Frontier Communications agrees restructuring with bondholdersTuesday, April 14th, 2020
Frontier Communications Announces Restructuring Support Agreement to Support Continued Investment in Long-Term Growth
- Restructuring Support Agreement Supported by More Than 75% of Bondholders; Files Voluntary Chapter 11 Petitions to Implement Agreed-Upon Terms of Financial Restructuring Plan
- Continuing to Provide Uninterrupted Service to Customers across the U.S.; Trade Vendors Unimpaired for Pre- and Post-Petition Obligations
- Plan Expected to Reduce Debt by More Than $10 Billion
- Secures Commitments for $460 Million in Debtor-in-Possession Financing; Combined with Cash on Hand Totals Over $1.1 Billion in Liquidity
NORWALK, Conn. — Frontier Communications Corporation (NASDAQ: FTR) (“Frontier” or the “Company”) today announced that, together with its subsidiaries, it has entered into a Restructuring Support Agreement (“RSA”) with bondholders representing more than 75% of Frontier’s approximately $11 billion in outstanding unsecured bonds (the “Bondholders”). The RSA contemplates agreed-upon terms for a pre-arranged financial restructuring plan (the “Plan”) that leaves unimpaired all general unsecured creditors and holders of secured and subsidiary debt. Under the RSA, the Bondholders have, subject to certain terms and conditions, agreed to support implementation of a Plan that is expected to reduce the Company’s debt by more than $10 billion and provide significant financial flexibility to support continued investment in its long-term growth. To implement the Plan, the Company and its direct and indirect subsidiaries voluntarily filed petitions under Chapter 11 of the United States Bankruptcy Code in the Southern District of New York.
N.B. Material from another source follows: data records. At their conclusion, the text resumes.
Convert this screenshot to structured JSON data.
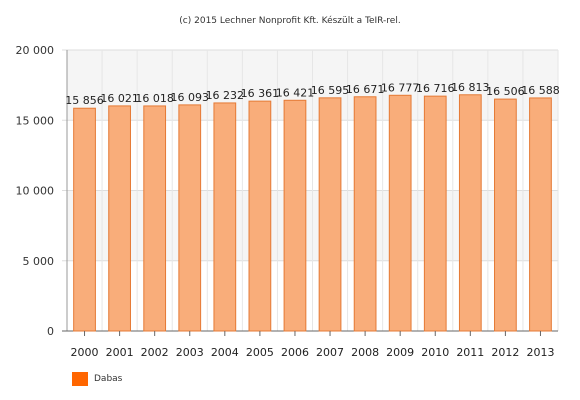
{
  "chart_data": {
    "type": "bar",
    "title": "(c) 2015 Lechner Nonprofit Kft. Készült a TeIR-rel.",
    "xlabel": "",
    "ylabel": "",
    "categories": [
      "2000",
      "2001",
      "2002",
      "2003",
      "2004",
      "2005",
      "2006",
      "2007",
      "2008",
      "2009",
      "2010",
      "2011",
      "2012",
      "2013"
    ],
    "series": [
      {
        "name": "Dabas",
        "values": [
          15856,
          16021,
          16018,
          16093,
          16232,
          16361,
          16421,
          16595,
          16671,
          16777,
          16716,
          16813,
          16506,
          16588
        ],
        "labels": [
          "15 856",
          "16 021",
          "16 018",
          "16 093",
          "16 232",
          "16 361",
          "16 421",
          "16 595",
          "16 671",
          "16 777",
          "16 716",
          "16 813",
          "16 506",
          "16 588"
        ],
        "fill": "#f9ad7a",
        "stroke": "#e57a35",
        "legend_color": "#ff6600"
      }
    ],
    "ylim": [
      0,
      20000
    ],
    "yticks": [
      0,
      5000,
      10000,
      15000,
      20000
    ],
    "ytick_labels": [
      "0",
      "5 000",
      "10 000",
      "15 000",
      "20 000"
    ],
    "grid": true,
    "legend_position": "bottom-left"
  }
}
Frontier expects to continue providing quality service to its customers without interruption and work with its business partners as usual throughout the court-supervised process. The Company has sufficient liquidity to meet its ongoing obligations. Under the RSA, trade vendors will be unimpaired for both pre- and post-petition obligations.
“We are undertaking a proactive and strategic process with the support of our Bondholders to reduce our debt by over $10 billion on an expedited basis. We are pleased that constructive engagement with our Bondholders over many months has resulted in a comprehensive recapitalization and restructuring. We do not expect to experience any interruption in providing services to our customers,” said Robert Schriesheim, Chairman of the Finance Committee of the Board of Directors. “With a recapitalized balance sheet, we will have the financial flexibility to reposition the Company and accelerate its transformation by allocating capital resources and adding talent to enhance our service offerings to our customers while optimizing value for our stakeholders. Under the RSA, our trade vendors will be paid for goods and services provided both before and after the filing date.”
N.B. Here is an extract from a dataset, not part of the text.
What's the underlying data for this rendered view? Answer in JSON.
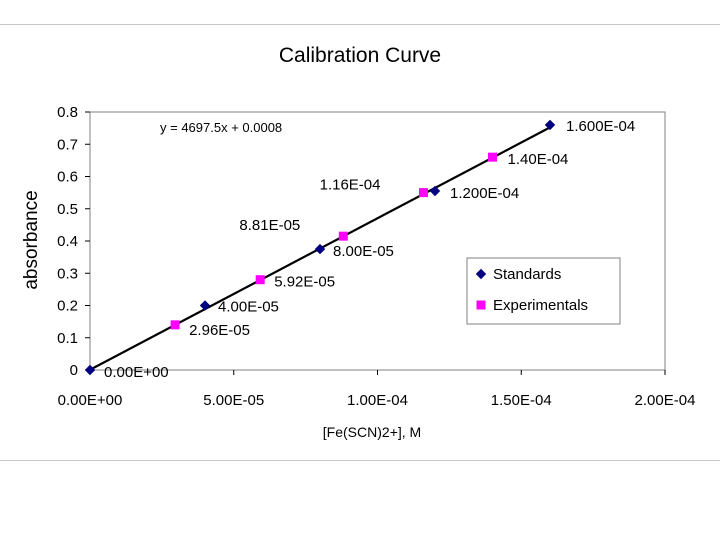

“With this agreement with our Bondholders, we can now focus on executing our strategy to drive operational efficiencies and position our business for long-term growth,” said Bernie Han, President and Chief Executive Officer. “At the same time, the COVID-19 pandemic continues to impact the entire business community, and our team is focused on ensuring the health and safety of our employees and customers. The services we provide to our customers keeps them connected, safe and informed, and I would like to thank our team for their continued dedication, especially in light of the current environment.”
In conjunction with the proposed financial restructuring, Frontier received commitments for $460 million in debtor-in-possession (“DIP”) financing. Following Court approval, the Company’s liquidity will total over $1.1 billion comprising the DIP financing and the Company’s more than $700 million cash on hand. This liquidity, combined with cash flow generated by the Company’s ongoing operations, is expected to be available and sufficient to meet Frontier’s operational and restructuring needs. The DIP financing agreement provides for the additional financing to convert to a revolving exit facility upon emergence.
In addition, the Company intends to proceed with the sale of its Washington, Oregon, Idaho, and Montana operations and assets to Northwest Fiber for $1.352 billion in cash, subject to certain closing adjustments, on or around April 30, 2020, and will seek Court approval to complete the transaction on an expedited basis.
In conjunction with the Chapter 11 filing, Frontier will file a number of customary first day motions with the Bankruptcy Court. These motions will allow the Company to continue to operate in the normal course of business without interruption or disruption to its relationships with its customers, vendors and employees. The Company expects to receive Court approval for these requests.